I had an opportunity to rent some movies awhile back, and actually watch two of them without a lot of interruptions and background commotion. One was called Lars and the Real Woman, and was about a man who is going through a delusional disorder. He is eccentric, keeps away from people and relationships generally, but is lonely, orders himself a life-size love doll whom he pretends is real, and has a platonic love relationship with her.
His older brother is wracked with guilt, thinking he part of the reason his younger brother is going through this. As a young man, the older brother left the younger with their eccentric father, who was having his own problems. Older brother now felt that this was a mistake, and the younger brother was negatively affected by their father’s problems.
Of course the scenario of the two brothers got me thinking about our own two boys, and about how it must feel to have a sibling with a mental illness, or a neurological disorder such as Autism. This road has not been an easy one for Skyler, who has sometimes lamented it, other times bore it bravely and well.
It is difficult, when you have a little brother who was pooping on the floor till he was 5 years old, and still wants to ditch his clothes and run around the house stark naked. Hard to have friends over when he is trying to grab at your private parts, or worse, theirs, or makes comments about the same parts. (Thankfully we are pretty much through that phase) Difficult to have a sibling who wouldn’t play with you till he was in grade school, or be "gluten deprived" because your parents have banned gluten from the house as they were trying to change your little brother’s diet.
All these burdens (and more) he has borne, and the road ahead will only present further burdens. Unlike Lars’ brother, Skyler has no reason to assume guilt for Sean’s autism, but he may harbour some for losing his temper at times, or leaving the exacto knife out when Sean was little (allowing Sean to find it and cut himself up) and so on.
As a parent, I can’t do a lot to assuage that guilt, and can only empathize so far with him; I never had to go through that with a sibling. There are sibling support groups available, but Skyler has never wanted to join them. He doesn’t want to share his woes with others, doesn’t particularly want to hear about others' woes, and isn’t sure how it would help him accept his brother and deal with him any more effectively. He is learning, over time, what works and what doesn’t with Sean. Sky’s friends are old enough now to understand that Sean is a little different, and though Sky gets embarrassed, they are pretty accepting. As Skyler matures more, I expect he will be less embarrassed and more accepting of Sean himself.

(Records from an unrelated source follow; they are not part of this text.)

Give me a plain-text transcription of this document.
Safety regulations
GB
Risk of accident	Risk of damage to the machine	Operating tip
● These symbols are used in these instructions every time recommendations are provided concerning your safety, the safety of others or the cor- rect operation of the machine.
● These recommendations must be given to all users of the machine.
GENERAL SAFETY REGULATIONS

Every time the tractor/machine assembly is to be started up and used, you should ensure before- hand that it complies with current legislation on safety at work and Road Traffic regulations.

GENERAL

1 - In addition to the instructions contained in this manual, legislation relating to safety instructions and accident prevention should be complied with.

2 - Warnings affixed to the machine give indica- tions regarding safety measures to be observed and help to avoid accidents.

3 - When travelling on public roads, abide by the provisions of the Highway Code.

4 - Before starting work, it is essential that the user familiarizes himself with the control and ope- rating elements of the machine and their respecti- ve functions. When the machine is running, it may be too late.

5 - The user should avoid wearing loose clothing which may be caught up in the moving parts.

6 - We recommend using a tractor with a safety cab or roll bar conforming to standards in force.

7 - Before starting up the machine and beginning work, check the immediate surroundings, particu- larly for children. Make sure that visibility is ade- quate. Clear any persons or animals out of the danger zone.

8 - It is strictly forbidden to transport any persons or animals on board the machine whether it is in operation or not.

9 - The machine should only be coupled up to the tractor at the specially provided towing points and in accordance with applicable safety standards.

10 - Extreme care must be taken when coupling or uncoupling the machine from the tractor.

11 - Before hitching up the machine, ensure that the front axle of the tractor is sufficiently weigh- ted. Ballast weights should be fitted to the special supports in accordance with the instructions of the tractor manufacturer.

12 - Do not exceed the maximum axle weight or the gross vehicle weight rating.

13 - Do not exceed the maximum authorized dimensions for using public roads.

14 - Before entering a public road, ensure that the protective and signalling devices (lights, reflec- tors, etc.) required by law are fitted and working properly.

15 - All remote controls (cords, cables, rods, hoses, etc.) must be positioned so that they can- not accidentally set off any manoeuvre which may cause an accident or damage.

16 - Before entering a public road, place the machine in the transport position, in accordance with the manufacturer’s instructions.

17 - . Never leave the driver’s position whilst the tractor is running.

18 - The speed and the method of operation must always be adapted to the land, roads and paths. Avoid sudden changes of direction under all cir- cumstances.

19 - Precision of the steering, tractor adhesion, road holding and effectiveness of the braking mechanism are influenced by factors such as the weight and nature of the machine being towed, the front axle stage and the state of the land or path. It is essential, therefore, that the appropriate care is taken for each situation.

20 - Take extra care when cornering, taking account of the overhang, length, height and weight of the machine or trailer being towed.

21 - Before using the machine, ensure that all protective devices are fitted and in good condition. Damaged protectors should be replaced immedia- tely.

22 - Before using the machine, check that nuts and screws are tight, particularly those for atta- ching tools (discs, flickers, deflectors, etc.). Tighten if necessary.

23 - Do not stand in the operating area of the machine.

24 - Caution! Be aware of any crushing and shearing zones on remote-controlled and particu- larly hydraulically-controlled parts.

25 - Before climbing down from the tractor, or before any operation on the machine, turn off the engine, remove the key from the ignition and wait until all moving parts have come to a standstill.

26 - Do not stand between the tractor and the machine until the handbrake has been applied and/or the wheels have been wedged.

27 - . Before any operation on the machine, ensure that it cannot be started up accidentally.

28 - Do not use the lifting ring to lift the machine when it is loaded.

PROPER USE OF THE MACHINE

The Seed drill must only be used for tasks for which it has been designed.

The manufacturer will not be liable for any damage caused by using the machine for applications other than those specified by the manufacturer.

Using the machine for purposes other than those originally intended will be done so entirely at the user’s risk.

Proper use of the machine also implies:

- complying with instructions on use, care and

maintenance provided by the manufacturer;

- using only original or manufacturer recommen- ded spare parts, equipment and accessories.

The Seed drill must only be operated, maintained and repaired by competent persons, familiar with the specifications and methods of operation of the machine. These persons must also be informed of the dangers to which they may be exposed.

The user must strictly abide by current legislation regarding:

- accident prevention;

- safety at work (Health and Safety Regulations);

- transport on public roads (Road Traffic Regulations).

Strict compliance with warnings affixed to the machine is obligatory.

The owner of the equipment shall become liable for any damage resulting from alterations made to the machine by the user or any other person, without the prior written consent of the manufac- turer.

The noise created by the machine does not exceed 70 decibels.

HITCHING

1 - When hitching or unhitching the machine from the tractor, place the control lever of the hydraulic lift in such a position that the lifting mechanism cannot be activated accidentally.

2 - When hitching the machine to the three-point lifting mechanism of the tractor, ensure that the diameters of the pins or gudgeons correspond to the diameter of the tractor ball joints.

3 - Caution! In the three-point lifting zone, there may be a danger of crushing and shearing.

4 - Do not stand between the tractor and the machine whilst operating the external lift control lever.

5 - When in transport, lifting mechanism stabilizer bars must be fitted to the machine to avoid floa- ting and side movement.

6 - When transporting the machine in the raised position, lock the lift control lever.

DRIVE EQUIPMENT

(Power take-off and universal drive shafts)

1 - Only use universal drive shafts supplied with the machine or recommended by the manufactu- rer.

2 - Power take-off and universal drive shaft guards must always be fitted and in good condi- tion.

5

In the meantime, we work on keeping Sean dressed, especially when people are visiting (which he is quite willing to do; it’s the unexpected guests who have to worry!), and allow Sky and his friends their own space when they come over.
Evie will someday notice that her brother is different; for the moment she knows Sean, and no one else, will take many opportunities to bug her, by touching her eyelids (all the while saying "Eyyyyyeliiiiidsss"), gently squeezing her arms (saying "Little Arms, Little Arms), and showing altogether too much interest in diaper changing time. I am on him for the latter, (discussions about "Privacy" generally follow) but try not to interfere overly with the former. I can’t get involved in every eyelid interaction, and she is developing her own ways of dealing with him. A konk on the head with a convenient toy works for awhile, although he enjoys that attention, and often wants her to konk him again. (See what I have to deal with on a daily basis?)
I was initially afraid that she might not want him near her, but she is quite willing to play with him, and is affectionate with him when he lets her be. (Big hugs, a kiss goodnight, tickle time together). She will have her own period of being embarrassed by her brother, I suspect, and we’ll deal with that when it comes. Perhaps Skyler will be able to share what he has learned.
After all, one reason we wanted to add to our family was to ensure Skyler did have a neurotypical sibling to share things with, and that Sean would have another sibling to learn "normal" activity from. I see a connection between Sky and Evie, so that is working, and we’ll have to see if Sean can learn anything from his sister as the years progress.